Although the accompanying fanfare came perilously close to turning this announcement into little more than a cheap PR exercise, there is little doubt that Ross Barkley putting pen to paper on a new four-year deal is excellent news for all concerned.
For the player, tying himself to his boyhood Blues until 2018, this extension will halt the tabloid speculation linking him with a move to either of the Manchester clubs. For supporters, it represents a positive move for one of their own. For Everton, this is a pleasing step and continues a fresh trend.

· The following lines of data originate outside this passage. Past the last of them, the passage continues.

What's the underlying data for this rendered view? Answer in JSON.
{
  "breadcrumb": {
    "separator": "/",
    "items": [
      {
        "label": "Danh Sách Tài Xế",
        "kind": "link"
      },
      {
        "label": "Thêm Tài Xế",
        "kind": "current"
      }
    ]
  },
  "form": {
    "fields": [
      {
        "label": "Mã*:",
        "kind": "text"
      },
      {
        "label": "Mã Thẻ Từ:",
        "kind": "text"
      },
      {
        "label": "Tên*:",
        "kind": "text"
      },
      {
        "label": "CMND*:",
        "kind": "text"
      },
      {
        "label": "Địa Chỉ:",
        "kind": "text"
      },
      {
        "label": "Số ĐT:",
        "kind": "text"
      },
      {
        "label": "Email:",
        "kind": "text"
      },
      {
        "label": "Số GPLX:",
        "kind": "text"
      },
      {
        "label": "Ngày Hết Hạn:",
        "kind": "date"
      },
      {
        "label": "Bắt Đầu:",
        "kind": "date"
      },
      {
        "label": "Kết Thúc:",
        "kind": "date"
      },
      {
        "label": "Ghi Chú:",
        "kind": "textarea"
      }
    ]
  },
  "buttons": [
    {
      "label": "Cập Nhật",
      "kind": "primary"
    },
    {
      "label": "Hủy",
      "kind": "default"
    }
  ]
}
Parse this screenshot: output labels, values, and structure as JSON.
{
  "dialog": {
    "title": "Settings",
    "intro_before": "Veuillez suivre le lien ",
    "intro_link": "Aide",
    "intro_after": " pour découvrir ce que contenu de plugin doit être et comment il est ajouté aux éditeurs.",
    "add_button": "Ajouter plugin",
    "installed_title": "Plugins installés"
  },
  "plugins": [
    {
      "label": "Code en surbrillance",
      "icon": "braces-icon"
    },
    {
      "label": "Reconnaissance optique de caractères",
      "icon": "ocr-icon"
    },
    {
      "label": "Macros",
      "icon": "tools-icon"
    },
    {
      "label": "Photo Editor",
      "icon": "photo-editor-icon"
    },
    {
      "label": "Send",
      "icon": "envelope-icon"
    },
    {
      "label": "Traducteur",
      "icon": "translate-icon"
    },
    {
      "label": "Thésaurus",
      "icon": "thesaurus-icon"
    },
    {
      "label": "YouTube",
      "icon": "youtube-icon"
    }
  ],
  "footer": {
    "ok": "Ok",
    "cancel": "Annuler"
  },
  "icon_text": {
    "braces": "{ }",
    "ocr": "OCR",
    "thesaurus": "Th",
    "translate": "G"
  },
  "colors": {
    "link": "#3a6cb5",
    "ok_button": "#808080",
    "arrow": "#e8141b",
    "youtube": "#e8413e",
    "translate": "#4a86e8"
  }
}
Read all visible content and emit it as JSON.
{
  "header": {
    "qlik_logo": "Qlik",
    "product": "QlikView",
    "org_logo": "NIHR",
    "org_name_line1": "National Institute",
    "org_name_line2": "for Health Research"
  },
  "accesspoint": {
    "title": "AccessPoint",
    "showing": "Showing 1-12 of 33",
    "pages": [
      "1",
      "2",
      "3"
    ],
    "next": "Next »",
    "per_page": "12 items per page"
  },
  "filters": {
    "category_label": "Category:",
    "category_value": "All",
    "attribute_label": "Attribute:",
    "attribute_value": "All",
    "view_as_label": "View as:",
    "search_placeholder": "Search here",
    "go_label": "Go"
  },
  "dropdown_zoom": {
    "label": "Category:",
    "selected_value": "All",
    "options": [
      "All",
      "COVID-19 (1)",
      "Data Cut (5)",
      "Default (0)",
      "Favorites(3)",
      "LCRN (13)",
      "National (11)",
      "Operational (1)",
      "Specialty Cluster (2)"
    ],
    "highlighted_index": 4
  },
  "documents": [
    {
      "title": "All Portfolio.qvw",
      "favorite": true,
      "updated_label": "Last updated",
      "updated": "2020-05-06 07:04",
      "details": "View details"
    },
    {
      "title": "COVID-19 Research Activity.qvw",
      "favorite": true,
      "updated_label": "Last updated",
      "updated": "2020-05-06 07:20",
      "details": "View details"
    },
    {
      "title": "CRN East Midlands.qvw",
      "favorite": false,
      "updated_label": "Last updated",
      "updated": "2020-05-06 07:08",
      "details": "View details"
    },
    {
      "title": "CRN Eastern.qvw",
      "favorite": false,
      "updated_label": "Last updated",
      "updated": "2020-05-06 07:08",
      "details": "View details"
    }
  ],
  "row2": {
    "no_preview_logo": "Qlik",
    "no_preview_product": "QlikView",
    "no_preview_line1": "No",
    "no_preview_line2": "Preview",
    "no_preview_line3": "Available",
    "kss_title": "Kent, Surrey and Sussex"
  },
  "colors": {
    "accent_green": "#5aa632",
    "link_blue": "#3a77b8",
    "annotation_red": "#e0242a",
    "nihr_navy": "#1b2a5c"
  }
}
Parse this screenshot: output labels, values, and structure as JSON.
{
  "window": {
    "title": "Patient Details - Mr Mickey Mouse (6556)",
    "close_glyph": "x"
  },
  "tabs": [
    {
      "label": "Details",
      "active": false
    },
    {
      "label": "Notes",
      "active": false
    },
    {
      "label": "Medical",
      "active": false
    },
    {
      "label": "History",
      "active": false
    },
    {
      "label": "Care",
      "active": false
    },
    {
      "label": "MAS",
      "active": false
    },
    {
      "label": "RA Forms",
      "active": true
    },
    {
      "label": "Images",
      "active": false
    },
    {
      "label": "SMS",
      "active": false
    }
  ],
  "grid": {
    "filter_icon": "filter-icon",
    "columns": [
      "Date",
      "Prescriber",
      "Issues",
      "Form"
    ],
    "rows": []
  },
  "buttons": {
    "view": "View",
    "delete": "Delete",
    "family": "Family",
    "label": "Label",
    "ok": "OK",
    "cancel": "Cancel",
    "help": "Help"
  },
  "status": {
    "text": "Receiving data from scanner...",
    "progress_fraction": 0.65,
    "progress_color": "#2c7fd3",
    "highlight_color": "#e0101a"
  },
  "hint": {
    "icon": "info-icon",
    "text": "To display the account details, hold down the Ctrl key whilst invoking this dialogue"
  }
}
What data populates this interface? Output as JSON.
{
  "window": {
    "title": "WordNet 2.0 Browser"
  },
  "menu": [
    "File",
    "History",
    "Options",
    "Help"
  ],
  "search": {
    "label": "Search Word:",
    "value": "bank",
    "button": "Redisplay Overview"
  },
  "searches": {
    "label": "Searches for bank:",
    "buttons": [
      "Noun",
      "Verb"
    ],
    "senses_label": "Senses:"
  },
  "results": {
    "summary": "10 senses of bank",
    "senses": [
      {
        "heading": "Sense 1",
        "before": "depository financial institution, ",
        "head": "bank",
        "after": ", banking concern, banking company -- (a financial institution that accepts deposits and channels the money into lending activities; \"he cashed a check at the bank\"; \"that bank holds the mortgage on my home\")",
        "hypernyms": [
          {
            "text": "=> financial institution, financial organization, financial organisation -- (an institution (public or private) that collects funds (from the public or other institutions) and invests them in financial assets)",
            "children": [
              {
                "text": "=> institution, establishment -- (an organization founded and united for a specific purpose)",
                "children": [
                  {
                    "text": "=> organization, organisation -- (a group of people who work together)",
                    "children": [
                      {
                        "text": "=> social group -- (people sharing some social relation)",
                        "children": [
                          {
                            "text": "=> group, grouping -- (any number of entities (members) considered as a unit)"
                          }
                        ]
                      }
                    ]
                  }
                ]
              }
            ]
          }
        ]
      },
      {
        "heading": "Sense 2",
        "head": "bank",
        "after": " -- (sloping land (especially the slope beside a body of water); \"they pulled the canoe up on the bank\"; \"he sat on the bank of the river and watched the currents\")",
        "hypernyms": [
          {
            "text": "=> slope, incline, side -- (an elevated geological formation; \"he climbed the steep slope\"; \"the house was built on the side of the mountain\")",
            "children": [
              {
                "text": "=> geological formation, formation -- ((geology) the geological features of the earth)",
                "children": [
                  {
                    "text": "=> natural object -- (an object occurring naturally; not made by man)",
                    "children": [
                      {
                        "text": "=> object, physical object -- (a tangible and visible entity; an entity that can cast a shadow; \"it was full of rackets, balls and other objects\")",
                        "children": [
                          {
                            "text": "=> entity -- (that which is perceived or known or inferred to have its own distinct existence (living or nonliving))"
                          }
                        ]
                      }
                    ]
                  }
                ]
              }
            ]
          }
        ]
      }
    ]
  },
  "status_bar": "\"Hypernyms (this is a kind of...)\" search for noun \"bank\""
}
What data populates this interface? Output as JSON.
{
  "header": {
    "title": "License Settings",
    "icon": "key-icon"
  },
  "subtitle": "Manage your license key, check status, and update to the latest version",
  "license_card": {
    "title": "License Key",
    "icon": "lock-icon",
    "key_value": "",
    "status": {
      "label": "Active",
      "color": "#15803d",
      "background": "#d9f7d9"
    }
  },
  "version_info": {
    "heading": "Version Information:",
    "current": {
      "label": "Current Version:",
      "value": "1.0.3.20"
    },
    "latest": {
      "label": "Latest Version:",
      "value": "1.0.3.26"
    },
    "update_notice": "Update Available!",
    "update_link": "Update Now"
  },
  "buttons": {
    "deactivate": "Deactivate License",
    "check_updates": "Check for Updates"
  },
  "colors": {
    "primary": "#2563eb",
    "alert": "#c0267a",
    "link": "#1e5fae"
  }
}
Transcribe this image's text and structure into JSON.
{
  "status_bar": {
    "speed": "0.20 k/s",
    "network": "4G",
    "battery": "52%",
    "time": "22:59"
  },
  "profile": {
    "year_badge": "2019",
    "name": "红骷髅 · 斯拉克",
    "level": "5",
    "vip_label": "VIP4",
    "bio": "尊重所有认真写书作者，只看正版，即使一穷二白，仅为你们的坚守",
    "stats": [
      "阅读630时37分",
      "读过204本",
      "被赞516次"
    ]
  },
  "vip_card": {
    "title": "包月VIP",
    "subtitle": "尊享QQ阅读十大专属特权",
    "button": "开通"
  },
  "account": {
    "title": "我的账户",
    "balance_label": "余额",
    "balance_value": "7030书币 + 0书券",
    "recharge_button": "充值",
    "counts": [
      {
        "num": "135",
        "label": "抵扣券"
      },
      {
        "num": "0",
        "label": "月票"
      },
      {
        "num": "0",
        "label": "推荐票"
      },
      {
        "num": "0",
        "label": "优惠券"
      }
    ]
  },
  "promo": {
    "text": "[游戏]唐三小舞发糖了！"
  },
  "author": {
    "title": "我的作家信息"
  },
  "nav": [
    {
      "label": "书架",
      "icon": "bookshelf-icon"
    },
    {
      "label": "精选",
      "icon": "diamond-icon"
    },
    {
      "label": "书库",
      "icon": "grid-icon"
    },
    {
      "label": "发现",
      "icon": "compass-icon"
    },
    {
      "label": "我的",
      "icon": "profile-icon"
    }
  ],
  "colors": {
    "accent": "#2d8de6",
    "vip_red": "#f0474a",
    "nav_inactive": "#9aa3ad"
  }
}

Similar to the dogged determination in response to Manchester United's brazen pursuit of Leighton Baines last summer, this statement of intent sends a message to the vultures casting covetous glances toward Goodison Park. After years of seemingly crumbling in the face of big-money bids, the focus is very much on the retention of key players -- exits will only materialise if Everton are the ones to benefit -- and new deals for Barkley, Seamus Coleman and manager Roberto Martinez attest to that.
Barely able to conceal his delight at this latest development, Barkley cut an overjoyed, albeit nervous figure during his news conference. Living the dream, joining the club as an 11-year-old, Barkley has already made 50-plus appearances for the club he supports. Something of a rarity in the modern game, with so many hopefuls failing to make the grade, Barkley is a local lad who understands what it means to wear the royal blue of Everton.
Now, with his future finalised and his preseason underway, Barkley can focus on the season ahead, aiming to build on his breakthrough campaign in 2013-14. There was a glimpse of his undisputed potential on the opening day at Norwich, as Barkley lashed a left-footed effort beyond John Ruddy to open his Everton account.
Further noteworthy goals and performances continued as the season progressed. Few could forget the 70-yard run and finish against Newcastle or the exquisite strike at home to Manchester City that earned him the club's goal of the season award. The goal aside, Barkley also delivered his most accomplished performance to date in the City match -- the young midfielder looked at home against the multimillion pound men in the opposition ranks.
Though injury and the occasional loss of form surfaced during the season, Barkley displayed a trait too often absent in Everton players in recent years: a constant thirst for possession. Steven Pienaar is perhaps the only other attacking midfielder to approach the game in a similar manner, which helps explain Pienaar's ability to generate such wide-ranging views among supporters.
Regardless of form, there is always a desire from Barkley to influence the match -- and that is an outstanding quality for a 20-year-old operating in a team full of experienced players. There is a confidence on the ball, though it never slips into arrogance; Martinez would not allow it.
Perfect for the style of football employed by Martinez, which relies on players taking responsibility and playing with composure, ensuring there is always an attacking purpose; the onus is on Barkley to continue advancing his game. There were signs of this last season; there was a marked difference between the erratic but exciting prospect scoring at Norwich and the player dominating the midfield against title-chasing Manchester City in the final home game of the season.
Able to enhance his potential further this season, with the added excitement of Everton being back in Europe for the first time in four years, Barkley has the ideal coach and mentor in Martinez. Likewise, with both signing long-term contracts this summer, Everton's future continues to brighten under the intelligent guidance of Martinez.